The church is preceded by a wide staircase rising from the via di San Gregorio, the street separating the Caelian hill from the Palatine. The façade, the most prominent and artistically successful work of Giovanni Battista Soria (1629–33), resembles in its style and material (travertine), that of San Luigi dei Francesi; it is not the façade of the church however, but instead leads into a forecourt or peristyle,〔Confusingly called an ''atrio'' in the TCI guide ''Roma e dintorni''1965:382; such a forecourt on a grand scale was a feature of Old Saint Peter's and other ancient basilicas. The forecourt and the basilica's façade were also rebuilt by Soria.〕 at the rear of which the church itself can be reached through a portico (''illustration, left'') that contains some tombs: these once included that of the famous courtesan Imperia, lover of the rich banker Agostino Chigi (1511), but later it was adapted to serve as the tomb of a 17th-century prelate. A Latin inscription commemorating Sir Edward Carne, the ambassador of Queen Mary I of England and a noted scholar of ancient Greek language and culture, can be made out.
The marble ''cathedra'' associated with Gregory the Great is preserved in the ''stanza di S. Gregorio'' in the church; a shrewd and accurate reconstruction of its ancient appearance was illustrated as Gregory's throne by Raphael in the ''Disputà''.〔Philipp Fehl, "Raphael's Reconstruction of the Throne of St. Gregory the Great" ''The Art Bulletin'' 55.3 (September 1973:373-379).〕 The lion-griffin protomes that form its front and appear in Raphael's fresco are continued on the sides in an acanthus scroll. Three more marble thrones of precisely the same model〔Gisela Richter observes that the technique of pointing to create accurate reproductions was not introduced until about 100 BC, in support of her argument that all three thrones are Roman copies.〕 may be seen in the Isabella Stewart Gardner Museum, Boston, in Berlin and in the Acropolis Museum.
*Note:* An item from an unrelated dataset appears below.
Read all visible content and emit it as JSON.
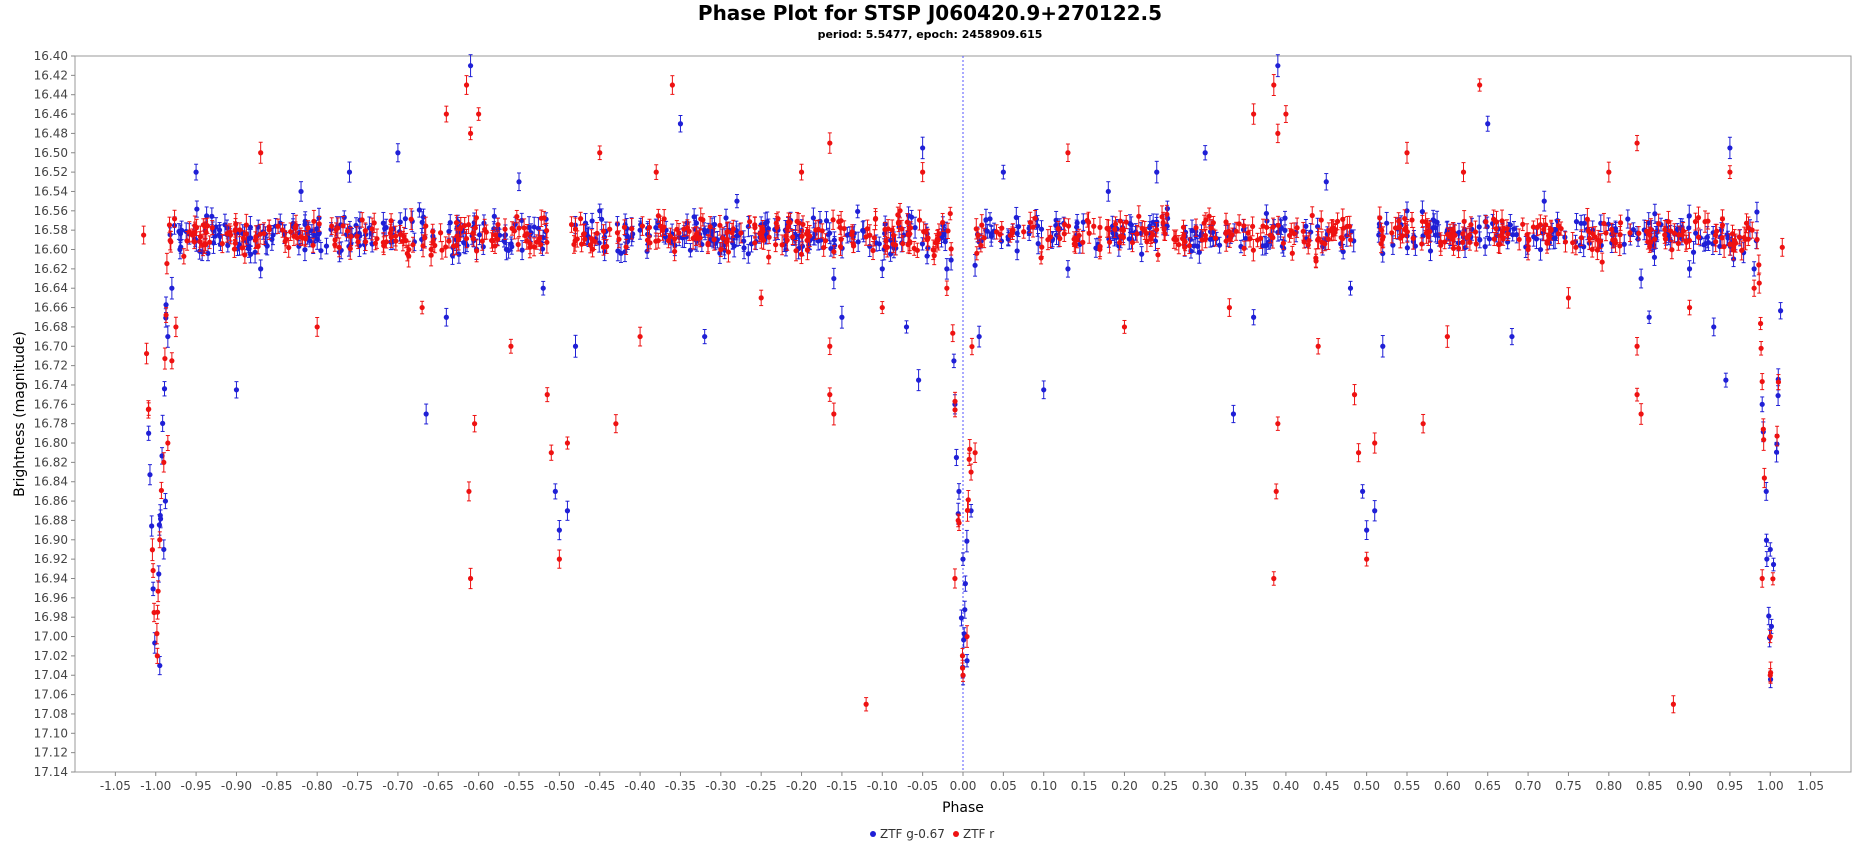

Gisela Richter has suggested that all are replicas of a lost, late Hellenistic original; none of the replicas has preserved the separately-carved base that would have continued the lions' legs, very much as Raphael surmised.〔Richter, "The marble throne on the Acropolis and its replicas", ''The American Journal of Arxhaeology'' 58 (October 1954:276-76, and illus.) and ''idem'', ''Furniture of the Greeks, Romans and Etruscans'', 1968:32f.〕
The church follows the typical basilican plan, a nave divided from two lateral aisles, in this case by sixteen antique columns with pilasters. Other antique columns have been reused: four support the portico on the left of the nave that leads into the former Benedictine burial ground, planted with ancient cypresses, and four more have been reused by Flaminio Ponzio (1607) to support the porch of the central oratory facing into the burial ground on the far side, which is still dedicated to Saint Andrew.
In the 1970s, the Camaldolese monks allowed the Blessed Teresa of Calcutta, M.C., to set up a food kitchen for the poor of the city in a building attached to the monastery. It is still maintained by her religious congregation, the Missionaries of Charity.